This is my fourth year as a Graduate Teaching Assistant (GTA). I’ve taught at two universities in four classes, two at the first year level and two second year. Incontestably, my students this year are the worst.
Participation, attendance, and effort put into assignments, essays, and exams have been mediocre at best. And, unfortunately, this nightmare of students carries over into my preparation and enthusiasm for weekly teaching. What should I say to a sparsely attended seminar of students who have neither read the required materials nor been to lecture? Nothing, really nothing.
There is something to be said here about the cost a student pays for education, to be educated. If a student does not complete the readings or attend the lecture, that individual cannot participate in the seminar, therefore burning about $50 in the process.
Their three modes of engaging in a course (reading, lecture, seminar) are lost, refused, snubbed, or taken indifferently – any of these lackluster approaches result in a squandering of tuition as well as the filling up of a seat that could be better used by a student who cares.
The rebuttal is that I’m paid to teach, to give the students a show. I am, fortunately, not an entertainer, but rather a facilitator and grader, so this claim doesn’t matter. To make the class enjoyable, educational, interesting, and worth the money, students must engage with texts and lectures prior to seminar (an obvious thing to say) – the 50-minute seminar works in this manner alone.
I am given the position as a GTA for the one (or more) student(s) who do take the time to appropriately prepare. It is for them that I organize my seminars in the way that I do and do not for those who can’t spare an hour or two on readings and lectures. In a sense then, the students are more responsible for their own education than the professor, TA, or university, although the instructors and institution play a part.
Students, I can see how it is easy for you to forget the most important thing about your time here at Trent: attending, participating, and engaging in lectures, seminars, and labs; finishing the required readings; and getting assignments done by the due dates and done to a certain standard for this university (“dumbed-down” to say the least – were you attending the University of Toronto, for example, take 5-10% off every one of your graded assignments).
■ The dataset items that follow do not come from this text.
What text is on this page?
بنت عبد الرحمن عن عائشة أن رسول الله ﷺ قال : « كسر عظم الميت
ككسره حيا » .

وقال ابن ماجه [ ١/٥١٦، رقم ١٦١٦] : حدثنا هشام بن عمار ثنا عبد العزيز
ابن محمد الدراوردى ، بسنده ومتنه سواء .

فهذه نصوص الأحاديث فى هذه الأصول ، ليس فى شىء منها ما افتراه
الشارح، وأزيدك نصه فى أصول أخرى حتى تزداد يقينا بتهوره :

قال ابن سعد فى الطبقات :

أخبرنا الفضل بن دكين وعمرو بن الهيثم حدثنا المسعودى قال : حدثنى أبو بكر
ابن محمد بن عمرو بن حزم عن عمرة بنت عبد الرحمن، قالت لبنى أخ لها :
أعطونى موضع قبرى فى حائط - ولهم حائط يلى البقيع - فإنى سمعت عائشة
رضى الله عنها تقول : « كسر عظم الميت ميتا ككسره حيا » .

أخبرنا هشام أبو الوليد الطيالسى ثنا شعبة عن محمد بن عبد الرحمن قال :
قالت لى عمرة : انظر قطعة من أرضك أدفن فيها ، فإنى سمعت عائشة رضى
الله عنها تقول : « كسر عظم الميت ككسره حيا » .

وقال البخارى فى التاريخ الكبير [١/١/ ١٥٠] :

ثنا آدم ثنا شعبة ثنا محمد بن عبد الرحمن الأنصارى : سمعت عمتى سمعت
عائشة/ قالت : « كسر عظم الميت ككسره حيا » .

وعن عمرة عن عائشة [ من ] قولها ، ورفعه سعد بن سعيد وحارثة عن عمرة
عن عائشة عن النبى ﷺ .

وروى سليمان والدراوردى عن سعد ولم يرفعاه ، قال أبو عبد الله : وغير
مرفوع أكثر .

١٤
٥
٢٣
Students, I believe you really do not want to write essays the night before the due dates nor, given the limited time to write said essays, refuse to edit them before submitting. You have spent three months preparing to write a term paper or exam. No one “in this economy” would spend $500 (the approximate cost of a half-credit course) on something you make use of only once before it expires, such as cramming for an exam the night before, or similarly, researching and writing an essay the day before it’s due.
Sure, life gets in the way, but don’t shirk your responsibilities to professors, TAs, peers (a group of bad students ruins the educational experience for the few good ones), or this university. Don’t forget to be a student.
The university is a business. Trent has spent a great deal of time and money to figure out its mandate, uniqueness, and goals, but the product Trent is trying to sell is to student-consumers who don’t really want it. A successful university isn’t a lecture hall full of warm bodies, half-asleep or on Facebook, or a well-registered online course that has no way of assessing or gauging interest and involvement.
A successful university is a community of intelligent and engaged students who put education first and who want a group of peers with whom they can share their enthusiasm and smarts.
If the student I have described in this last sentence isn’t you, then you’ve found the wrong vocation. Four (or more) years are a long, long time to be doing something you dislike, or worse, are apathetic about.